Design of single-wave-based curved and rectangular serpentine microchannels for mixing applications: a CFD study

Abstract Microchannels are critical components in microfluidics, enabling efficient and controlled mixing of two miscible fluids by utilizing unique microscale fluid dynamics. The design of these microchannels significantly affects mixing performance, influencing the extent, speed, and uniformity of mixing, which are vital for the success of various lab-on-chip and biomedical applications. Numerical simulations were conducted to examine the flow and mixing characteristics of single-wave serpentine microchannels with both curved and rectangular geometries. The micromixer configurations consisted of a single-wave serpentine channel coupled with five mixing chambers. COMSOL Multiphysics, an FEM-based software, was used to simulate the mixing performance of the micromixers. A total of eight distinct single-wave serpentine channel designs were evaluated across a Reynolds number range of 0.1–60. The effects of Reynolds number, channel shape (curved versus rectangular), and the form of obstacles on mixing efficiency and pressure drop were assessed.
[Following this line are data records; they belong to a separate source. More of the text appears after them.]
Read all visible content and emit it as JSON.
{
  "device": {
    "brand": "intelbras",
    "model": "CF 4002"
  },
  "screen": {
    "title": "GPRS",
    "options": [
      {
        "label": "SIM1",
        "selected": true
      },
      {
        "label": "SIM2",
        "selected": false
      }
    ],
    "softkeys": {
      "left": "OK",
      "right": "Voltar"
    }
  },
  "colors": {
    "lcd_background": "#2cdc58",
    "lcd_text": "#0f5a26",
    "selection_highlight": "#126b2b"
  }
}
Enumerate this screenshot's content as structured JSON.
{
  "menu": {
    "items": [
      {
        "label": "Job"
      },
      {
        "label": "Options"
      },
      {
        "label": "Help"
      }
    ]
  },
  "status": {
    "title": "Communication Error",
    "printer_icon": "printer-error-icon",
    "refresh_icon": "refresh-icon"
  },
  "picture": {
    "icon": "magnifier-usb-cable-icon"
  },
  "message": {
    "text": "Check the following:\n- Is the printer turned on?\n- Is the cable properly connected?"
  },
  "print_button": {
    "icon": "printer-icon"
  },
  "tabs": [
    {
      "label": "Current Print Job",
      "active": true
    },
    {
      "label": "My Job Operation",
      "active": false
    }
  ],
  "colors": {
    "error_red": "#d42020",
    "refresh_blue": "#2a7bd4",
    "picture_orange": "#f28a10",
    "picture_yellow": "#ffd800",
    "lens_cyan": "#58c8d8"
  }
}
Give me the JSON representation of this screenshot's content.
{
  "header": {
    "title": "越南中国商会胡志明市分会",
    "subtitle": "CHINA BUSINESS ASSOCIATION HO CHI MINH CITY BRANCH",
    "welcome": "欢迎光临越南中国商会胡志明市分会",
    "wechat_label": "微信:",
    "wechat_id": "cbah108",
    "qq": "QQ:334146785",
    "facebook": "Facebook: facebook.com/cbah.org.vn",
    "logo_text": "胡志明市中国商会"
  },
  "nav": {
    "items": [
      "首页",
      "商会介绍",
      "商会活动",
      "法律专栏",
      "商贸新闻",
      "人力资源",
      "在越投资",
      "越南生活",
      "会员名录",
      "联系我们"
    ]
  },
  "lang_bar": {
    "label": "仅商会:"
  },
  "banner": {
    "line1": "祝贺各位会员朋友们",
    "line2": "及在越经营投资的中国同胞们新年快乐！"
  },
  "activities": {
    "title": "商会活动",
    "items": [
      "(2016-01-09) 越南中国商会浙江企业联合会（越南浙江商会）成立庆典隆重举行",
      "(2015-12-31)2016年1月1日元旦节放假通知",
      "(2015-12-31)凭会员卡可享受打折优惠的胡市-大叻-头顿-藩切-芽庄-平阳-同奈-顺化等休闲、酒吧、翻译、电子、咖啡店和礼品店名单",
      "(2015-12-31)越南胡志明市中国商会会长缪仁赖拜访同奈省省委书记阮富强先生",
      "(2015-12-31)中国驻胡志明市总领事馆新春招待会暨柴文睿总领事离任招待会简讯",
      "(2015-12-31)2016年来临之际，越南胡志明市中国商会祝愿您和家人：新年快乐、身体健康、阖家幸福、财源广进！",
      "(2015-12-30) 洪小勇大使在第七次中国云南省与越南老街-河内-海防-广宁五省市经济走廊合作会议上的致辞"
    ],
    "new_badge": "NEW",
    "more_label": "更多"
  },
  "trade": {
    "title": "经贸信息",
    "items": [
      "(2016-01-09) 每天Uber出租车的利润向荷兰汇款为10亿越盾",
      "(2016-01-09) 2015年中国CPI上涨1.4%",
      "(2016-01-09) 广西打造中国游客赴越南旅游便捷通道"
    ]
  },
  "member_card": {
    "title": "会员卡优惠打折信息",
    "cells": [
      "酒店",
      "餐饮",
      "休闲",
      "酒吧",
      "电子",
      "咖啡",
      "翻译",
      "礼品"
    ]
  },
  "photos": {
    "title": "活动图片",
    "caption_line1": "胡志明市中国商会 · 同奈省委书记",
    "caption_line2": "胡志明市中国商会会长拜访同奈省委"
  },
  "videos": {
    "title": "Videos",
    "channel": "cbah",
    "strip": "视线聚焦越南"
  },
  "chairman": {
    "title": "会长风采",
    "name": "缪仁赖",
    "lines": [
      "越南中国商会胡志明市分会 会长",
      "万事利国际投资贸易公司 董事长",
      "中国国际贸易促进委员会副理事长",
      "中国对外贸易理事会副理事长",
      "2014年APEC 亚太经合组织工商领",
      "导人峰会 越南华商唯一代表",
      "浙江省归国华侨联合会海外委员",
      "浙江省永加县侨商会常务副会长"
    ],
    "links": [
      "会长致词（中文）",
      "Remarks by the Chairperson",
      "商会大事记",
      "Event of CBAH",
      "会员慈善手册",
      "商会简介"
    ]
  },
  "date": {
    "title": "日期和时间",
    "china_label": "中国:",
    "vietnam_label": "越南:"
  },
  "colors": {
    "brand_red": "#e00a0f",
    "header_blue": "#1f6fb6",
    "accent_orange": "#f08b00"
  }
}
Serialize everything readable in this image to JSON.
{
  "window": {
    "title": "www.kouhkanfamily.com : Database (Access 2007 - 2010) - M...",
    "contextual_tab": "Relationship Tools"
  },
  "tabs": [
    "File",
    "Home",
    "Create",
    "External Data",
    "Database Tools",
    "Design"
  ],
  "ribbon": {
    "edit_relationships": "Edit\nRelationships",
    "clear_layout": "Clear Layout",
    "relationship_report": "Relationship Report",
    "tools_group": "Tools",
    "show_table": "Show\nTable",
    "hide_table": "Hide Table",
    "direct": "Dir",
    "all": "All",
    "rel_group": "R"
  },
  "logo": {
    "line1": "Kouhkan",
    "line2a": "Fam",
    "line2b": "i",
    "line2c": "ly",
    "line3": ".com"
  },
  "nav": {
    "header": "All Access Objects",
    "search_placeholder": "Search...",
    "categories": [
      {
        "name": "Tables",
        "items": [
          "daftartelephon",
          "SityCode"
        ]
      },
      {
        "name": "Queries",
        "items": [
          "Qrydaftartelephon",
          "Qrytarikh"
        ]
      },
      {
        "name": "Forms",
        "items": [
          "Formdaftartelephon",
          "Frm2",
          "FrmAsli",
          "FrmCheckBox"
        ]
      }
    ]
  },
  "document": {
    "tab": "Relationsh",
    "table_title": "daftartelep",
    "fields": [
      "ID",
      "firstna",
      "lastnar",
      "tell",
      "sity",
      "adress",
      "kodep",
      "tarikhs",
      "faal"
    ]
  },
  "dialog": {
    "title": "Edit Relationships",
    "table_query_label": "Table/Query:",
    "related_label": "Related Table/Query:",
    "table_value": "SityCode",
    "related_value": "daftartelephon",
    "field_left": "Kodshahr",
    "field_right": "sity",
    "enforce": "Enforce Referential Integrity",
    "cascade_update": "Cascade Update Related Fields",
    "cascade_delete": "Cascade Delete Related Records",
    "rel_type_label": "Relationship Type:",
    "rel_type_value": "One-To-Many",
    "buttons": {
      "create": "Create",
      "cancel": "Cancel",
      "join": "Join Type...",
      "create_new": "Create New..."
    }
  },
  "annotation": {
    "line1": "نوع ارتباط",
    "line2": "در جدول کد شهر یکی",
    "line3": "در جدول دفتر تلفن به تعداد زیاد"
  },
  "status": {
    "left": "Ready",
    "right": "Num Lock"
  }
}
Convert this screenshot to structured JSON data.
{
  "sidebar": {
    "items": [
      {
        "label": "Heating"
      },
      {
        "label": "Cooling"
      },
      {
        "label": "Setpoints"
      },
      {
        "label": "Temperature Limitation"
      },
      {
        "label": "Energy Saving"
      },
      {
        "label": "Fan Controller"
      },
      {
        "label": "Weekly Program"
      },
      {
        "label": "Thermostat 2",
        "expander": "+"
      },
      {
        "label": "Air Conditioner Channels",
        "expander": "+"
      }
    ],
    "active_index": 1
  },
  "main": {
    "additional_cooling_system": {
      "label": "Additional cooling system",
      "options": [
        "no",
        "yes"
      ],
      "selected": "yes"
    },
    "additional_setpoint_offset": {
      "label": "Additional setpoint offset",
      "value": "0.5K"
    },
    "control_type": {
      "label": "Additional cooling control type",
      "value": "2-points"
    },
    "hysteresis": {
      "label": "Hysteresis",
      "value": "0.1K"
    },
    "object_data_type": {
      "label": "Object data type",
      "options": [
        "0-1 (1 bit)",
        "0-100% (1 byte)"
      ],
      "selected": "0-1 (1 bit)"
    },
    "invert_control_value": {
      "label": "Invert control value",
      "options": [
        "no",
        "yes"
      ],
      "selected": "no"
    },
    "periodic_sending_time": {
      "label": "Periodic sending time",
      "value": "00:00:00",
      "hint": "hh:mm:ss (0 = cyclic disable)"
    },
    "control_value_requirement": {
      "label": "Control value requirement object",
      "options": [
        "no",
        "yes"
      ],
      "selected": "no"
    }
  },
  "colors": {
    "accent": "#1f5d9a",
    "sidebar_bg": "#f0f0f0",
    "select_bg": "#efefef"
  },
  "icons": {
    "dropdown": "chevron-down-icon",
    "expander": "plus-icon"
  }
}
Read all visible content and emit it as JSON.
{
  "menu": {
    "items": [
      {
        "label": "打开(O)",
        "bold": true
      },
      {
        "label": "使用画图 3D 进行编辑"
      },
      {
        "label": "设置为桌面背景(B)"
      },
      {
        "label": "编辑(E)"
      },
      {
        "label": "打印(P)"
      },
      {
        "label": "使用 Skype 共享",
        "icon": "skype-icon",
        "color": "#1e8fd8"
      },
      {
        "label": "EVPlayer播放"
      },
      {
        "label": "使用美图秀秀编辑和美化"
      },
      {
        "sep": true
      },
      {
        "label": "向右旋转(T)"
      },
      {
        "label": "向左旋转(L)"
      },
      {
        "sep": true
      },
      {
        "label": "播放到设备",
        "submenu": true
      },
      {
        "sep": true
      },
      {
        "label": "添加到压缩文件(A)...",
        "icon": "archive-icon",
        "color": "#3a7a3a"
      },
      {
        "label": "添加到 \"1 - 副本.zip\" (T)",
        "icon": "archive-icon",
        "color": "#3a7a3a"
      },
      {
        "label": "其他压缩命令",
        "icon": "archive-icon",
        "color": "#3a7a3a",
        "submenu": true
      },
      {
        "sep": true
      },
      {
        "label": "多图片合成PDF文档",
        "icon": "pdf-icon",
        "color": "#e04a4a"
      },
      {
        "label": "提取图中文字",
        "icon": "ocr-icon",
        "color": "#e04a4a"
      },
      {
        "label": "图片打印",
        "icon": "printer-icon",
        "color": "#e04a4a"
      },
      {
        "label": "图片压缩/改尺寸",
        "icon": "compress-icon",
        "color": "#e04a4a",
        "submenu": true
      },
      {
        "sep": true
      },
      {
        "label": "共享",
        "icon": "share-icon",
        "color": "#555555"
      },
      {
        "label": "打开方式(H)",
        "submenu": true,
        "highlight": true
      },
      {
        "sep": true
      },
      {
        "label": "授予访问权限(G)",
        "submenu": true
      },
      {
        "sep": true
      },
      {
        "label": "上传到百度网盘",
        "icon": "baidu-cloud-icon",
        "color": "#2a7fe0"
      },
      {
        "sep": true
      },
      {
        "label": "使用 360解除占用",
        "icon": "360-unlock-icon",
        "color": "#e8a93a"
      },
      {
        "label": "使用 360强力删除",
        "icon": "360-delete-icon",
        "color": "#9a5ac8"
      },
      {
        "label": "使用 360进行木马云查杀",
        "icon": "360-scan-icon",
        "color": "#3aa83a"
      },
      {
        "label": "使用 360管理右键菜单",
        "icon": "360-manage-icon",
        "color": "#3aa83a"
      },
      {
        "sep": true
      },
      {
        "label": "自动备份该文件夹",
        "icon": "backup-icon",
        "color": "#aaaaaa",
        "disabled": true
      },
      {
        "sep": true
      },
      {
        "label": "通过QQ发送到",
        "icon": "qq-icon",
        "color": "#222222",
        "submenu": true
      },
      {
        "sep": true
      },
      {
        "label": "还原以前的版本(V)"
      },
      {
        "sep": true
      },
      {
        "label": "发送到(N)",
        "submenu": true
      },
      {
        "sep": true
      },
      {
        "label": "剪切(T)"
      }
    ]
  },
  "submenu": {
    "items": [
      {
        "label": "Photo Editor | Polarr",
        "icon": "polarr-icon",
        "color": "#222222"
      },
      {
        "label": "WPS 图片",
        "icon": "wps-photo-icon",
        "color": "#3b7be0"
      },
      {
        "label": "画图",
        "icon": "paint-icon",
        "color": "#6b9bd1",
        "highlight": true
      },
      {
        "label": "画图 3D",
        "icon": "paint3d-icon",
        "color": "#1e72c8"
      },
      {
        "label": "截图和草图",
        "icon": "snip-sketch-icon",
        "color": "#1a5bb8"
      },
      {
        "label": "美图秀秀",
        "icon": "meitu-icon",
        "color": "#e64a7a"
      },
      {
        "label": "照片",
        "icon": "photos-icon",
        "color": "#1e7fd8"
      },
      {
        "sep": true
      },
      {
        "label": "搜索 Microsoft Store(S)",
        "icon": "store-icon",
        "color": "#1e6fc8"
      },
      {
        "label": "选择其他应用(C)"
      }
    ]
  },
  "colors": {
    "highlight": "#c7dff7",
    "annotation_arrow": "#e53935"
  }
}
The results indicate that Re = 5 as a critical transition point where mixing shifts from diffusion-dominated to advection-enhanced behavior. Among the eight designs analyzed, the rectangular wave serpentine channel with angle-shaped obstacles demonstrated superior performance, achieving over 80 % mixing efficiency, making it a promising candidate for lab-on-a-chip applications. Findings indicate that micromixers with rectangular wave serpentine channels exhibit higher mixing efficiency than those with curved wave designs. These configurations show strong potential for chemical applications requiring rapid and effective mixing.